Trump’s war on immigrants

The New York Times reports: For eight years, Guadalupe García de Rayos had checked in at the federal Immigration and Customs Enforcement office here, a requirement since she was caught using a fake Social Security number during a raid in 2008 at a water park where she worked.

Every year since then, she has walked in and out of the meetings after a brief review of her case and some questions.

But not this year.

On Wednesday, immigration agents arrested Ms. Rayos, 35, and began procedures to send her back to Mexico, a country she has not seen since she left it 21 years ago.

As a van carrying Ms. Rayos left the ICE building, protesters were waiting. They surrounded it, chanting, “Liberation, not deportation.” Her daughter, Jacqueline, joined in, holding a sign that read, “Not one more deportation.” One man, Manuel Saldana, tied himself to one of the van’s front wheels and said, “I’m going to stay here as long as it takes.”

Soon, police officers in helmets had surrounded Mr. Saldana. They cut off the ties holding him to the tire and rounded up at least six others who were blocking the front and back of the van, arresting them all. The driver quickly put the van in reverse and rolled back into the building.

Ms. Rayos was one of several detainees inside the van. It was unclear whether officials planned to take them to Mexico or to detention.

By midnight on Thursday, her husband said he was not sure where she was. A vehicle had just left the building under police escort, and he said he suspected she may have been inside.

Ms. Rayos was arrested just days after the Trump administration broadened the definition of “criminal alien,” a move that immigrants’ rights advocates say could easily apply to a majority of undocumented immigrants in the United States.

“We’re living in a new era now, an era of war on immigrants,” Ms. Rayos’s lawyer, Ray A. Ybarra Maldonado, said Wednesday after leaving the building here that houses the federal immigration agency, known by its acronym, ICE.

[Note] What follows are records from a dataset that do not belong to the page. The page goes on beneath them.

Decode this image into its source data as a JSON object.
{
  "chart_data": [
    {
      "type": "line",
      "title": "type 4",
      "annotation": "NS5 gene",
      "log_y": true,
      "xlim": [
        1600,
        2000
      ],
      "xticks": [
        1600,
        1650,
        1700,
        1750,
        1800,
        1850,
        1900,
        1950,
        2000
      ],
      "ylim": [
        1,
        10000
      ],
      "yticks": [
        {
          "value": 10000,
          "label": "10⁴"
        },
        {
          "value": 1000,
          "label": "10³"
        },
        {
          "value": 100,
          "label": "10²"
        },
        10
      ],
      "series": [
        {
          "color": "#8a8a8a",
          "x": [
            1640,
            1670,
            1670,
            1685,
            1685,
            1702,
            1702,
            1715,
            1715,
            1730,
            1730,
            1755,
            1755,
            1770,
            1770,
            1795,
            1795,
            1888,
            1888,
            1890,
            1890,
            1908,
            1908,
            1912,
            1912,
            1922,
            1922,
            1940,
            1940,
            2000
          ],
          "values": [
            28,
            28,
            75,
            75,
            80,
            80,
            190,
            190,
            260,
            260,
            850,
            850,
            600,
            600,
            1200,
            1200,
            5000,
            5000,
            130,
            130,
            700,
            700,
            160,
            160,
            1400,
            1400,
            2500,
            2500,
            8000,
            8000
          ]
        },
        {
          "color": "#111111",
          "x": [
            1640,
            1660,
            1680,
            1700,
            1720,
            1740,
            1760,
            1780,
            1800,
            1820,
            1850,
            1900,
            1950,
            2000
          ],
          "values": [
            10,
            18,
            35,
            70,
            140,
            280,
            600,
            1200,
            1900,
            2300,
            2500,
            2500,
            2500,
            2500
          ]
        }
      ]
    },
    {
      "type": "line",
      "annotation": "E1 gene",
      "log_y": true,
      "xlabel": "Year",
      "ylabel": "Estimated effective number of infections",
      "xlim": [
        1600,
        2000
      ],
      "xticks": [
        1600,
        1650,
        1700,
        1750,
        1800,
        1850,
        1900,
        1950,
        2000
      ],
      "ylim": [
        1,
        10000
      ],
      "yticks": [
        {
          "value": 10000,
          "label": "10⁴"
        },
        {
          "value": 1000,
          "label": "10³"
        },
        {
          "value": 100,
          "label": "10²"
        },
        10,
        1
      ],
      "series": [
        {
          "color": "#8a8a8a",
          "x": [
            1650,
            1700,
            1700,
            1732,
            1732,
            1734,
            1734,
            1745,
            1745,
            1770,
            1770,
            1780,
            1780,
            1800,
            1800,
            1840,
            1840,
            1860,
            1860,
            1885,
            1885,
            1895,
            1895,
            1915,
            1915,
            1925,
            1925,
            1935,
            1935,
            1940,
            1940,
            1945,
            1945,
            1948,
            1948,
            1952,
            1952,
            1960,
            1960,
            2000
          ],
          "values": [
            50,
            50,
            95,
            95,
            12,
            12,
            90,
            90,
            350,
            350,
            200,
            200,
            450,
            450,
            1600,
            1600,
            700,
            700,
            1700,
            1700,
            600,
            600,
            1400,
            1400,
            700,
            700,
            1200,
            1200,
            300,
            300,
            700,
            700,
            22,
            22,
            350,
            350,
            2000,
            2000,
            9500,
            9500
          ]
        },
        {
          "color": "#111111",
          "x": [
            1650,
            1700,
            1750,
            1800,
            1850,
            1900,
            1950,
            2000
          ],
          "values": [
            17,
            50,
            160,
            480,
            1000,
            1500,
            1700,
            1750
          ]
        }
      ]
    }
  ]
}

The Obama administration made a priority of deporting people who were deemed a threat to public or national safety, had ties to criminal gangs, or had committed serious felony offenses or a series of misdemeanor crimes. Ms. Rayos did not fit any of these criteria, which is why she was allowed to stay in the United States even after a judge issued a deportation order against her in 2013.

That all changed under Mr. Trump. [Continue reading…]

In his recent phone conversation with Mexico’s President Enrique Peña Nieto, Trump is reported to have said: “I don’t need Mexicans.”

Last summer, Trump said: “I am friends with and employ thousands of people of Mexican and Hispanic descent.”

Clearly, Trump was lying both times: he is no friend of Mexicans but he does need them.

Trump’s xenophobic denigration of immigrants is shared by millions of Americans whose deeply ingrained sense of racial superiority makes them deny the extent to which this country operates in profound dependence on the service of its immigrant population.

In the growing movement of opposition to Trump, there have been calls for a general strike but I am skeptical about the tactical wisdom of this proposition. If such a strike was called but it didn’t gain sufficient support it could easily end up looking like a vindication for Trump’s claim of broad-based national support.

On the other hand, the time may be approaching when through collective action the voices of immigrants can make themselves more widely heard — for instance through a strike of hospitality workers targeting Trump International, or even a nationwide strike calling on immigrants across all service, agricultural, and manufacturing sectors.

It’s time to demonstrate to those who otherwise stubbornly refuse to acknowledge this, that America cannot function without the labor of the millions of people who currently suffer the indignities of being labeled as insufficiently “American.”